What do you think of pitcher Kelvin De La Cruz? Does he have what it takes to make it to the bigs? He’s 23 and has some good stuff but seems very inconsistent.
And, are the Indians running out of options with him since he’s on the 40-man roster but can’t get out of Double-A?
At one time, De La Cruz was one of the brightest pitching prospects in the Tribe farm system, but he has not been the same since suffering an elbow injury that cost him most of the 2009 season.
He actually won’t be 23 for another week, but certainly his stock has fallen. On the other hand, the Indians are not inclined to give up on him.
Options have nothing to do with De La Cruz, because he hasn’t been to the big leagues. However, he will soon be a minor-league free agent, able to walk away if he chooses.
1. I have two questions that I hope you can share some insight about:
When Michael Brantley, Travis Buck and Grady Sizemore were unavailable last week, why didn’t Acta put Matt LaPorta in the outfield? He certainly has far more experience in the outfield than Luis Valbuena. Lou Marson can catch, and Carlos Santana can play first.
2. It seems to be open season on beaning Tribe batters. Lonnie Chisenhall, Shin-Soo Choo and Buck all suffered injuries because of being hit.
The day after Chisenhall was hit, Austin Kearns was hit in the back. Yet, not once, do I recall an Indians pitcher retaliating. I suspect that none of these (except Kearns, perhaps) were intentional. However, while I am not an advocate of “You hit one of ours, we’ll two of yours”), these hit batters are a significant reason that the Tribe is in danger of falling by the wayside, and Acta did nothing to discourage it.
LaPorta is not an accomplished outfielder, even though he might have slightly more experience than Valbuena. Moreover, it would affect three positions if Acta made that move, shifting Santana to first and Marson to catcher.
Probably none of the injured Tribe hitters was struck purposely. However, you make a valid argument. At some point, a team has to retaliate, if only to remind opposing pitchers to take more care when they throw inside, and that there are consequences when players end up on the disabled list.
The White Sox manager bunts to move a runner to third base with one out. The runner scores on a groundout in the first inning. Manny Acta said he despises asking one of his players to bunt, especially early in a game. A run in the first inning is just as valuable as a run in the ninth inning.
Acta said he was petrified to pitch to Detroit’s Miguel Cabrera. Gee, the guy is only batting slightly more than 300. What kind of confidence does this install in Indians pitchers?
Then he says he doesn’t care how many times he gets shut out as long as he wins. HUH? The truth is, Manny Acta is a loser, fired from Washington, and he manages with a losing mentality.
If you answer this, I know it will be something smart to put me down. I think that is your way of escaping the truth.

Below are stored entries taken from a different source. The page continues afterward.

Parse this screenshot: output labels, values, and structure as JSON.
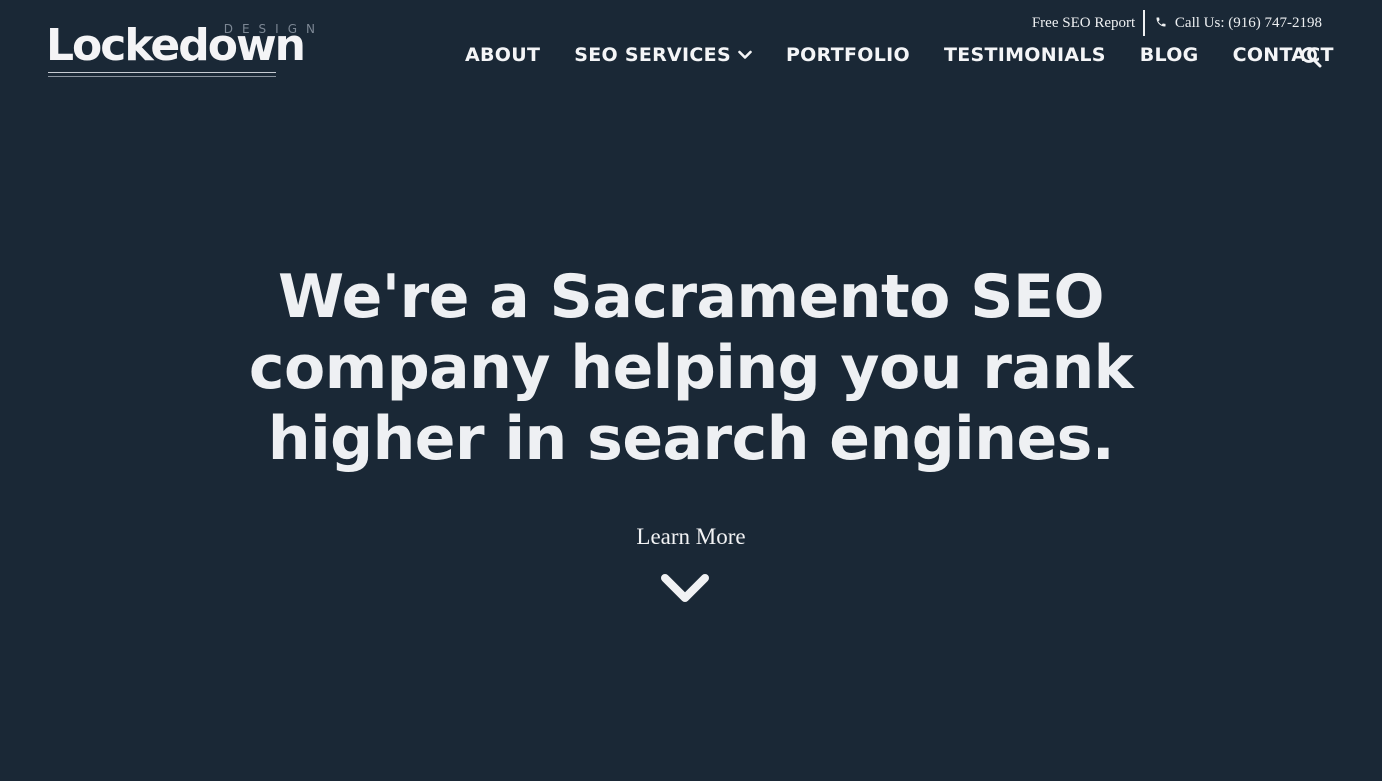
{
  "logo": {
    "wordmark": "Lockedown",
    "subtext": "DESIGN"
  },
  "utility": {
    "free_report": "Free SEO Report",
    "call_us": "Call Us: (916) 747-2198",
    "phone_icon": "phone-icon"
  },
  "nav": {
    "items": [
      {
        "label": "ABOUT"
      },
      {
        "label": "SEO SERVICES",
        "has_dropdown": true
      },
      {
        "label": "PORTFOLIO"
      },
      {
        "label": "TESTIMONIALS"
      },
      {
        "label": "BLOG"
      },
      {
        "label": "CONTACT"
      }
    ],
    "search_icon": "search-icon"
  },
  "hero": {
    "title": "We're a Sacramento SEO company helping you rank higher in search engines.",
    "learn_more": "Learn More",
    "arrow_icon": "chevron-down-icon"
  },
  "colors": {
    "background": "#1a2836",
    "text": "#f1f2f4",
    "logo_subtext": "#7c8794"
  }
}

Manny Acta never said he “despises” asking a player to bunt. Not only does he use the sacrifice to move a runner to second, he has employed the squeeze play more in 1½ seasons than Eric Wedge did in seven years.
Cabrera’s batting average had nothing to do with Acta’s concern. He wanted to avoid Cabrera’s power swing, and I seriously doubt that his pitchers took it personally. Is he the first manager to walk an impact hitter intentionally?
He was trying to make a point with his remark about being shut out — “If we win 100 games, I don’t care if we lose the other 62 by shutout” — that a loss is a loss, no matter how many runs your team scores.
There was nothing in his statement that would indicate he enjoys being shut out or that shutouts are a positive event for his team.
If you’re looking for an answer that “puts you down,” you came to the right place. I’m not sure what a losing mentality is, but I’m certain you could fill me in from your own experience.